Nivell Rayda – More than 100 Muslim students from the University of Indonesia staged a rally and "sealed" the Chinese embassy in Jakarta on Wednesday to protest China's oppression of the Muslim Uighur ethnic minority.
The move came after a Chinese diplomat in Jakarta dismissed unrest in the country's western province as "just a brawl" between groups.
The students gathered around 3 p.m. in the Kuningan area of South Jakarta. During the rally, students cordoned off the embassy with yellow tape meant to resemble barriers used by police to secure a crime scene. Text printed on the tape read "this building is sealed by Muslim people of Indonesia."
Ahmad Budi Setia, head of Salam University of Indonesia, the university's Muslim organization, demanded to see the Chinese ambassador, but was rebuffed by the building's security officers.
Chinese Charge d'Affaires Yang Lingzhu met with the chairman of the Prosperous Justice Party (PKS), Tifatul Sembiring, who arrived hours earlier.
"We are here to voice our protests against the violence against Muslim Uighurs," Tifatul told reporters after the meeting.
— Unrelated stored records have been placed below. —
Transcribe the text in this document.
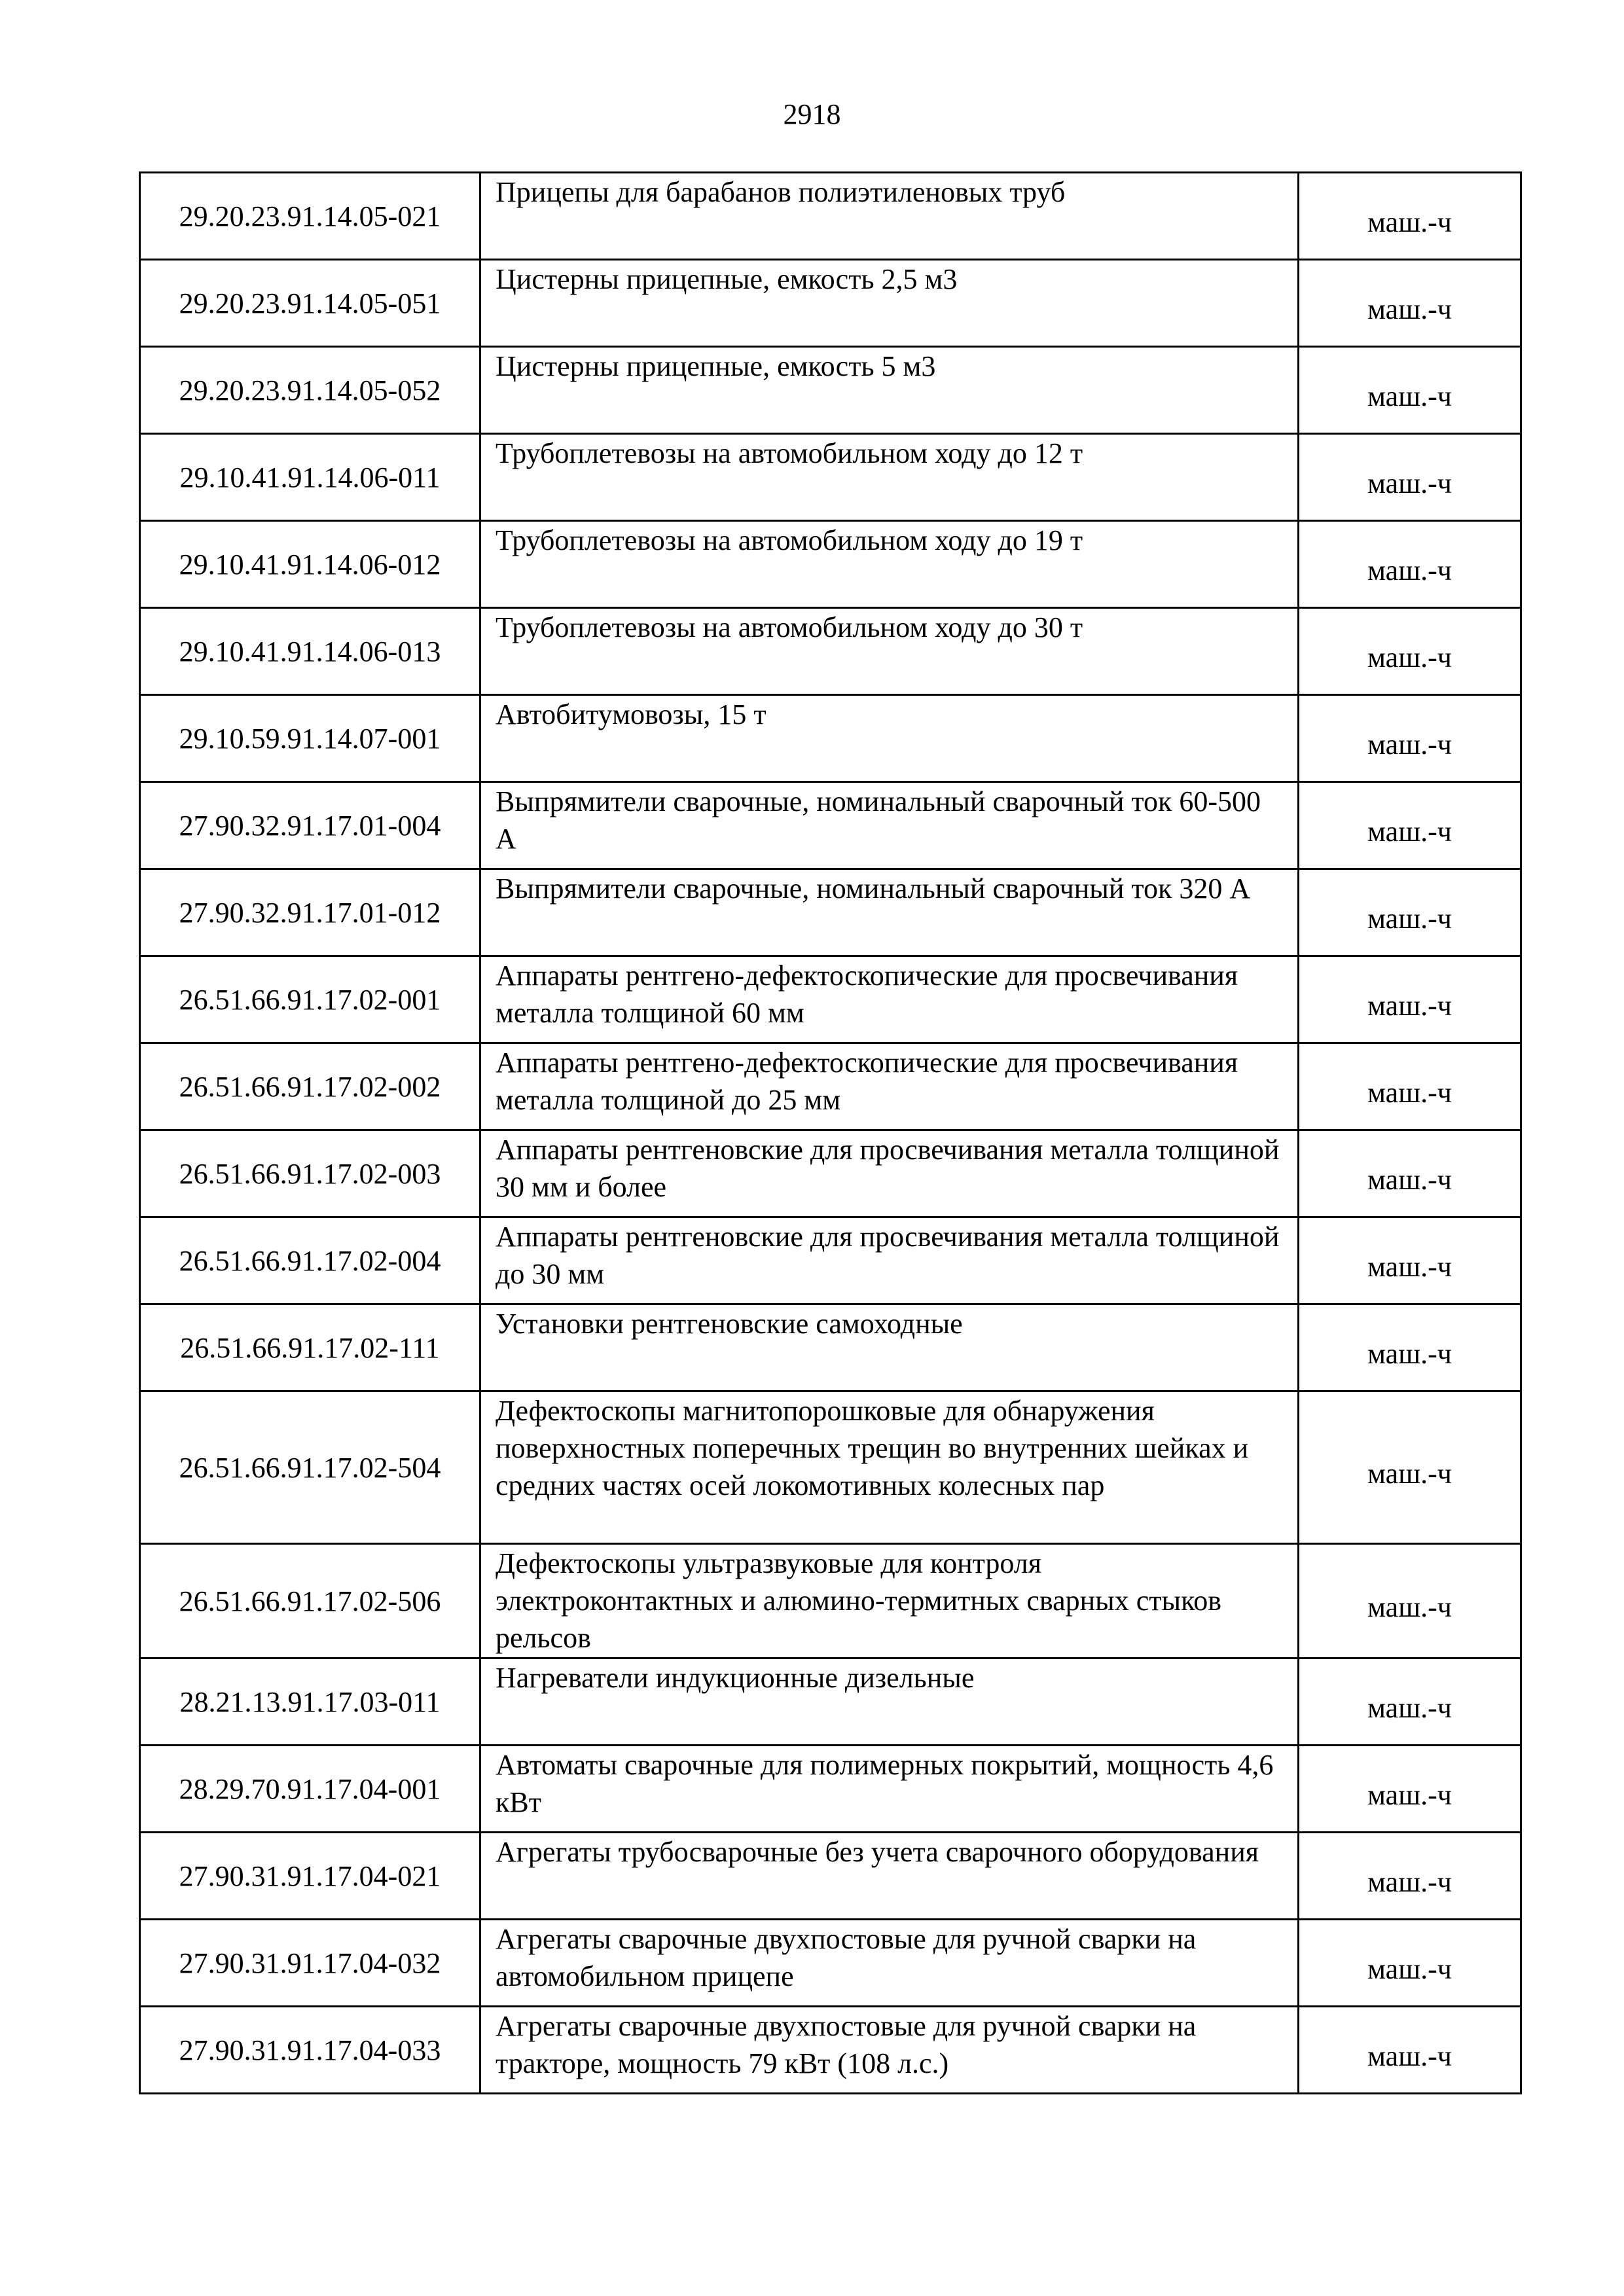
2918
29.20.23.91.14.05-021	Прицепы для барабанов полиэтиленовых труб	маш.-ч
29.20.23.91.14.05-051	Цистерны прицепные, емкость 2,5 м3	маш.-ч
29.20.23.91.14.05-052	Цистерны прицепные, емкость 5 м3	маш.-ч
29.10.41.91.14.06-011	Трубоплетевозы на автомобильном ходу до 12 т	маш.-ч
29.10.41.91.14.06-012	Трубоплетевозы на автомобильном ходу до 19 т	маш.-ч
29.10.41.91.14.06-013	Трубоплетевозы на автомобильном ходу до 30 т	маш.-ч
29.10.59.91.14.07-001	Автобитумовозы, 15 т	маш.-ч
27.90.32.91.17.01-004	Выпрямители сварочные, номинальный сварочный ток 60-500 А	маш.-ч
27.90.32.91.17.01-012	Выпрямители сварочные, номинальный сварочный ток 320 А	маш.-ч
26.51.66.91.17.02-001	Аппараты рентгено-дефектоскопические для просвечивания металла толщиной 60 мм	маш.-ч
26.51.66.91.17.02-002	Аппараты рентгено-дефектоскопические для просвечивания металла толщиной до 25 мм	маш.-ч
26.51.66.91.17.02-003	Аппараты рентгеновские для просвечивания металла толщиной 30 мм и более	маш.-ч
26.51.66.91.17.02-004	Аппараты рентгеновские для просвечивания металла толщиной до 30 мм	маш.-ч
26.51.66.91.17.02-111	Установки рентгеновские самоходные	маш.-ч
26.51.66.91.17.02-504	Дефектоскопы магнитопорошковые для обнаружения поверхностных поперечных трещин во внутренних шейках и средних частях осей локомотивных колесных пар	маш.-ч
26.51.66.91.17.02-506	Дефектоскопы ультразвуковые для контроля электроконтактных и алюмино-термитных сварных стыков рельсов	маш.-ч
28.21.13.91.17.03-011	Нагреватели индукционные дизельные	маш.-ч
28.29.70.91.17.04-001	Автоматы сварочные для полимерных покрытий, мощность 4,6 кВт	маш.-ч
27.90.31.91.17.04-021	Агрегаты трубосварочные без учета сварочного оборудования	маш.-ч
27.90.31.91.17.04-032	Агрегаты сварочные двухпостовые для ручной сварки на автомобильном прицепе	маш.-ч
27.90.31.91.17.04-033	Агрегаты сварочные двухпостовые для ручной сварки на тракторе, мощность 79 кВт (108 л.с.)	маш.-ч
He also demanded the Chinese government stop using force against the Uighurs and called for a full investigation into violence that has claimed at least 180 lives.
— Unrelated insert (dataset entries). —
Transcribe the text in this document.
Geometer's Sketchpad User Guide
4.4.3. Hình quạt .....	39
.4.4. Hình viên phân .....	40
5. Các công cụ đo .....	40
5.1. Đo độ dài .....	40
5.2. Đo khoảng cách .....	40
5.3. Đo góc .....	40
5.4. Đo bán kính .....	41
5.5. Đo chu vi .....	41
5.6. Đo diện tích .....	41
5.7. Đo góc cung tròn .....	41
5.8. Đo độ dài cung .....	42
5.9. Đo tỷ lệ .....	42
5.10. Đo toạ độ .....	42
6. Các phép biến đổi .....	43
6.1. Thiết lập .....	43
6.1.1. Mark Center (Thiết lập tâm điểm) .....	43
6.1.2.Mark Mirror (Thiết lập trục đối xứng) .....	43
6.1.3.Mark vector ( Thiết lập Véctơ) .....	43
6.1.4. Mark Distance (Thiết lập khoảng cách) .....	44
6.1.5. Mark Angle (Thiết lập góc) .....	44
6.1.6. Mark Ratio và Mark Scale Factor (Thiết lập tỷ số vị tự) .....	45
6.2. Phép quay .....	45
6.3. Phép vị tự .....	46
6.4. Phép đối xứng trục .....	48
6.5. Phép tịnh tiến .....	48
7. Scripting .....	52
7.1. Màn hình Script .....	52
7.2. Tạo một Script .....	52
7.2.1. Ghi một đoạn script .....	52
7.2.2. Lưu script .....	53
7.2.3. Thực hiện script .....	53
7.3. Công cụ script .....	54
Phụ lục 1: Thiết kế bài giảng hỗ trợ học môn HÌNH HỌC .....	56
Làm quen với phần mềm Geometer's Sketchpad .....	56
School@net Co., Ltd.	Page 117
"We want the Chinese to prosecute any human rights violations and urge the Muslim world to show their support for the Uighurs. The Indonesian government must help them through diplomacy."
After the meeting, Yang denied that the riots in China's Xinjiang Province had been fueled by ethnic friction. "This is just a brawl between several groups of people," Yang said. "There is no ethnic violence in the province."
Mosques in the province's capital, Urumqi, were closed last week during Friday prayers. Yang said the move was meant to stem more bloodshed and had been at the behest of "the clerics themselves." "Everything is now under control," he claimed.
The violence began on July 5 when Uighurs protested last month's deaths of fellow factory workers during a fight with police in southern China.